The advanced level of python basic learning day11 function

  1. Trap of default parameter (only for variable data type): if the default parameter uses variable type data, the default parameter is the same (id is the same) no matter how many times it is called. The variable data type of the default parameter is neither global nor local, and will not disappear after definition (the local naming space will disappear).
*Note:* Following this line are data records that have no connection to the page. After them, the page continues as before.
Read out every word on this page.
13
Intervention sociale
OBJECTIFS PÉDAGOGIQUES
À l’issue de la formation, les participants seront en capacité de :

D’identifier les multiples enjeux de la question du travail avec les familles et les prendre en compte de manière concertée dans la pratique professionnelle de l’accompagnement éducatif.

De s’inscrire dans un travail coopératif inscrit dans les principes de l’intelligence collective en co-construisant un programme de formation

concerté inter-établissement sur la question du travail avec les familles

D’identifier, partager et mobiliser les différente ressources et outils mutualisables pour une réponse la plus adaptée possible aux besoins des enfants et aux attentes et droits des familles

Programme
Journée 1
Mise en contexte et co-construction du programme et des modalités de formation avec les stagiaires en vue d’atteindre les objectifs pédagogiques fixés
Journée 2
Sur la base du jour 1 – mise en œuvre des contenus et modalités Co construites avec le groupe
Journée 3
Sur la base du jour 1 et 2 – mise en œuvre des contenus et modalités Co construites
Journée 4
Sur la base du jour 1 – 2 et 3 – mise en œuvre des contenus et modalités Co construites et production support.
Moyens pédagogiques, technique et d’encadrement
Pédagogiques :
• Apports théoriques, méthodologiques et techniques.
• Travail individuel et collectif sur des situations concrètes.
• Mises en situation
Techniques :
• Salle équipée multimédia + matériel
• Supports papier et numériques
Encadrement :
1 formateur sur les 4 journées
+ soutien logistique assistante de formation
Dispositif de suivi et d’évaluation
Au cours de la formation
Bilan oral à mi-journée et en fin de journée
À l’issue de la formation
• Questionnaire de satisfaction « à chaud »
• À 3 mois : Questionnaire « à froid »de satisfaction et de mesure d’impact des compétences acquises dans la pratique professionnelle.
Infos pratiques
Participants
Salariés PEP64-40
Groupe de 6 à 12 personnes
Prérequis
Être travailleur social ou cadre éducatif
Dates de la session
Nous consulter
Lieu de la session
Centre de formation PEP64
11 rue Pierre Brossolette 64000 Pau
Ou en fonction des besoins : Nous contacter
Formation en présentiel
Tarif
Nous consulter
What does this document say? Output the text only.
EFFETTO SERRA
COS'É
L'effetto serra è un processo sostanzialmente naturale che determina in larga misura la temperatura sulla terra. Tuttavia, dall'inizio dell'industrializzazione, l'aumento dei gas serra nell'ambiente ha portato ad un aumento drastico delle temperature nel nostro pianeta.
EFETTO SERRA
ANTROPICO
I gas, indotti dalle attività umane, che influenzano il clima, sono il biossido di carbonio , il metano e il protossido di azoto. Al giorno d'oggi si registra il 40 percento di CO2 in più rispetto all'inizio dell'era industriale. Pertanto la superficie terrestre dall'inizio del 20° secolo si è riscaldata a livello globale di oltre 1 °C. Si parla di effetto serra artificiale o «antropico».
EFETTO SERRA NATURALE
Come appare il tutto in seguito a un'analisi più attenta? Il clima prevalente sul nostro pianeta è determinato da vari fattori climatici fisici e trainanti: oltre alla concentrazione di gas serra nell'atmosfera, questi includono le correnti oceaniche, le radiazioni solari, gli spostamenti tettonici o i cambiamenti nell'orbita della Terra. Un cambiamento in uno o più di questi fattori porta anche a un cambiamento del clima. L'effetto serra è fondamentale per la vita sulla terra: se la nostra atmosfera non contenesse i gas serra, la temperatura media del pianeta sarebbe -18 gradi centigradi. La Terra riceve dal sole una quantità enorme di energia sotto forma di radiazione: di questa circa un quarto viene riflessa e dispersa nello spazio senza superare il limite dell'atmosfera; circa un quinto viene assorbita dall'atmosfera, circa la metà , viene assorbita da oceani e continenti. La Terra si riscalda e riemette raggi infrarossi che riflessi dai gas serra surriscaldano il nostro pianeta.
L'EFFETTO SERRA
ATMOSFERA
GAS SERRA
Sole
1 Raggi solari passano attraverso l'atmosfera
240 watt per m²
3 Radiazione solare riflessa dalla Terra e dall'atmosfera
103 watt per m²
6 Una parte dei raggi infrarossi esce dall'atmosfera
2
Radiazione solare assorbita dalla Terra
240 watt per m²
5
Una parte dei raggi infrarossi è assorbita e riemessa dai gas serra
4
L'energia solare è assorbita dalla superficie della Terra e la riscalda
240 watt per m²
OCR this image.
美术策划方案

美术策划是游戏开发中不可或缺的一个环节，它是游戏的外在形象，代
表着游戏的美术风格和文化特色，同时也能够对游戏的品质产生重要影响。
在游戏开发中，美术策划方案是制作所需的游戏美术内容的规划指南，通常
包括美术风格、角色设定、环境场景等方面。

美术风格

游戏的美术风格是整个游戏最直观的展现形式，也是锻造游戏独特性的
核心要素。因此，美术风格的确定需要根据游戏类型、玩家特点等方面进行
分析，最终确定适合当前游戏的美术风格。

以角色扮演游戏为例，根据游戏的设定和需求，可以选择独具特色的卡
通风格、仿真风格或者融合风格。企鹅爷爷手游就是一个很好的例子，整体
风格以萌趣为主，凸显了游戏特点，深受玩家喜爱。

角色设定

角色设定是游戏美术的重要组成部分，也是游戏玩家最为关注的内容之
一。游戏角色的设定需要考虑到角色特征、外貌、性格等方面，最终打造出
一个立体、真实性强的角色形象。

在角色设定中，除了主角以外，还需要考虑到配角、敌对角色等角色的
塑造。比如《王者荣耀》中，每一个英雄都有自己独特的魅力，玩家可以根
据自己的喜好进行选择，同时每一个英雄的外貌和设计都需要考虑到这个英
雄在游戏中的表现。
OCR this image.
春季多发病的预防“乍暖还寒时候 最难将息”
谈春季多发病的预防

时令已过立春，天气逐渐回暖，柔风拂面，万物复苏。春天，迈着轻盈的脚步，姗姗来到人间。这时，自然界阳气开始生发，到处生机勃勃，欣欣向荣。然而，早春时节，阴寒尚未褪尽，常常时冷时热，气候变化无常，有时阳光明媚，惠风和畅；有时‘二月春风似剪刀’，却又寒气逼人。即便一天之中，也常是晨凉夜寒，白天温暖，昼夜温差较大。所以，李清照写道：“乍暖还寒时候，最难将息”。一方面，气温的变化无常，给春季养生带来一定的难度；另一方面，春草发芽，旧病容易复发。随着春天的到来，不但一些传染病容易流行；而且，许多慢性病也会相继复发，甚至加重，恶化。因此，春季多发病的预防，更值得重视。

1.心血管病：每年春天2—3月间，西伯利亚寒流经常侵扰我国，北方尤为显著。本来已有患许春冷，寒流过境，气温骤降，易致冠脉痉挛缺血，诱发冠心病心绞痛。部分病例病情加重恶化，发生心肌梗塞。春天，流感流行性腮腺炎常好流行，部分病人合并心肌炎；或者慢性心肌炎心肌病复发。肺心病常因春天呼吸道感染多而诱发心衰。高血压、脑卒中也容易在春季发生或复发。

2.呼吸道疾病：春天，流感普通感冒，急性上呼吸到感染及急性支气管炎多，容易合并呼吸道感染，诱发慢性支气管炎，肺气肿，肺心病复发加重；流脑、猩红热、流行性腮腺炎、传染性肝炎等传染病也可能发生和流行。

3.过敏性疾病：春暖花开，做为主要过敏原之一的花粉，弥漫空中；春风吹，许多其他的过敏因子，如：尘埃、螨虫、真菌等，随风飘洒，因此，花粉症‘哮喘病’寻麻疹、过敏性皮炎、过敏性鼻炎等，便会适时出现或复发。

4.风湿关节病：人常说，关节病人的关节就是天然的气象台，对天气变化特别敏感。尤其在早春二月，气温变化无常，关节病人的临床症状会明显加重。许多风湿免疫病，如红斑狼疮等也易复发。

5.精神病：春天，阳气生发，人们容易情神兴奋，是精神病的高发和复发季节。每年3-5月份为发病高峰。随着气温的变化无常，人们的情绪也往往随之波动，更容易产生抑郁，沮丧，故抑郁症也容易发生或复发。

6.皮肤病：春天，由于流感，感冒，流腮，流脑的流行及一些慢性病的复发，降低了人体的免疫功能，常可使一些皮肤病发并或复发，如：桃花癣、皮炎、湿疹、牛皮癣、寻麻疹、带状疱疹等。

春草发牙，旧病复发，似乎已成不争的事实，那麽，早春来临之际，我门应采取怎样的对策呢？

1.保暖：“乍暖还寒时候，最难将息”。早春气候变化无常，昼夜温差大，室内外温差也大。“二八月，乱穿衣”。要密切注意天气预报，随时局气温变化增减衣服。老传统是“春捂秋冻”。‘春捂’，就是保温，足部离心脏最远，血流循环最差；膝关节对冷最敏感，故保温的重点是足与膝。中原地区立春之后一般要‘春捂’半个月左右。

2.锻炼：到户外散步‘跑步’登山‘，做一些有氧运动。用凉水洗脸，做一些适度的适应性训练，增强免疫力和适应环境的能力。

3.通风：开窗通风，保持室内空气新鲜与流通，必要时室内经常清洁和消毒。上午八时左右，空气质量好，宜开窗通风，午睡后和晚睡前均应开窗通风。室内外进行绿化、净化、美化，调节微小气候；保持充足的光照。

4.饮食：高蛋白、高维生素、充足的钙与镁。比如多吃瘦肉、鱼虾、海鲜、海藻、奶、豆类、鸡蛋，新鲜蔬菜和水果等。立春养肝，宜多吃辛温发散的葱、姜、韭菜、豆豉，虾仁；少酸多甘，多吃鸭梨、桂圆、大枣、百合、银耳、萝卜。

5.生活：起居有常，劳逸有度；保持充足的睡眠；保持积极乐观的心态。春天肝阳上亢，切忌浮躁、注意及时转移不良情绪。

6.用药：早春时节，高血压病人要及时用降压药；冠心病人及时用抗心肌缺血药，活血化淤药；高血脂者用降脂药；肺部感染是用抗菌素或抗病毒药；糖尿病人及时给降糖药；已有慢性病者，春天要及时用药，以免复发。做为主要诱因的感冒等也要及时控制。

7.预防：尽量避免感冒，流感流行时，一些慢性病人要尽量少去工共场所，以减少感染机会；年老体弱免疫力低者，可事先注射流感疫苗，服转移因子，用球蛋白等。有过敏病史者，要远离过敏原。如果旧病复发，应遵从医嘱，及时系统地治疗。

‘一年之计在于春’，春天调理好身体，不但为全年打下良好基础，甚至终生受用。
    def func(num,nums=[]):
        nums.append(num)
        return nums
    ret1 = func(1)
    print(ret)
    >>>[1]
    ret2 = fun(2)
    print(ret2)
    >>>[1,2]  #Include the first data.
    
    #Example:
    def func(a,list=[]):
        list.append(a)
        return list
    ret1 = func(10,)
    print(ret1)         #[10]
    print(func(20,[]))  #[20]  #Reenter parameters for list
    print(func(100))    #[10,100]
    print(ret1)         #[10,100]
    
  2. Trap of local scope: in a function, if a variable is defined, but it is referenced before the variable is defined, even if the global variable has the referenced variable, an error will still be reported.

    #Example 1:
    count = 1
    def func():
    	count += 1
        print(count)
    func()
    IndentationError: unindent does not match any outer indentation level
        
    #Example 2:
    count = 1
    def func():
        print(count)
    func()      #1
    
    #Example 3:
    count = 1
    def func():
    	print(count)
        count = 1
    func()
    UnboundLocalError: local variable 'count' referenced before assignment
    
  3. global nonlocal

    • Declare a global variable in the local scope.

      #1.
      num = 0
      def func():
          num = 1
      print(num)    #0
      
      #2.
      def func():
          global num
          num = 1
      print(num)  #It will be reported wrong.
      
      #3.
      def func():
          global num
          num = 1
      func()
      print(num)  #1
      
      #3.
      num = 0
      def func():
          global num
          num = 1
      func()    
      print(num)    #1
      
      
    • nonlocal: unable to operate global variables; mainly used to modify local variables of inner function and outer function.

      def func1():
      	count = 1
          def inner():
              nonlocal count
              count+=1
          inner()
      
  4. The application of function name

    • The function name refers to the memory address of the function

    • Function name + () can execute the function

      #Example 1:
      def func():
      	print(1)
      f1 = func
      f2 = f1
      f2()     #1
      
      #Example 2.
      def func1():
          print(1)
      def func2():
          print(2)
      func2 = func1
      func2()    #1
      
    • Function name can be an element of container class data type

      #Example 3:
      def func1():
          print(1)
      def func2():
          print(2)
      def func3():
          print(3)
      l1 = [func1,func2,func3]
      for i in l1:
          i()   #1 2 3
      
    • Function name can be used as parameter of function

      def func0(a):
          print(1)
      def func1(x):
          x()
      func1(func0)      #1   
      
    • The function name can be the return value of the function.

      def func1():
          print(1)
      def func2(x):
          return x
      ret = func2(func)
      ret()       #1
      
  5. Format output (after version 3.6):

    • Basic expression:
    ```python
    
    name = 'python'
    age = '18'
    msg = f'My name is{name},This year{age}'    #Add a character f before the quotation mark
    
    ```
    
    • Expression can be added:

      count = 2
      print(f'Final result:{count**2}')
      
      name = 'python'
      print(f'My name is{name.upper()}')
      
      
      dic = {'name':'python','age':'18'}
      msg = f'My name is{dic["name"]},This year{dic["age"]}'   #Pay attention to the use of double quotation marks and single quotation marks to avoid ambiguity.
      
      list = ['python','18']
      msg = f'My name is{list[0]},This year{list[1]}' 
      
      
    • You can combine functions:

      def sum1(a,b):
          return a+b
      print(f'The end result is{sum1(1,2)}')
      
    • Advantages: 1. More optimized structure. 2. It can be used in combination with expressions and functions. 3. Higher efficiency

  6. Iterator:

    • Iteratable objects:

      Object: everything in python is an object. Iteratable: a value that can be iterated.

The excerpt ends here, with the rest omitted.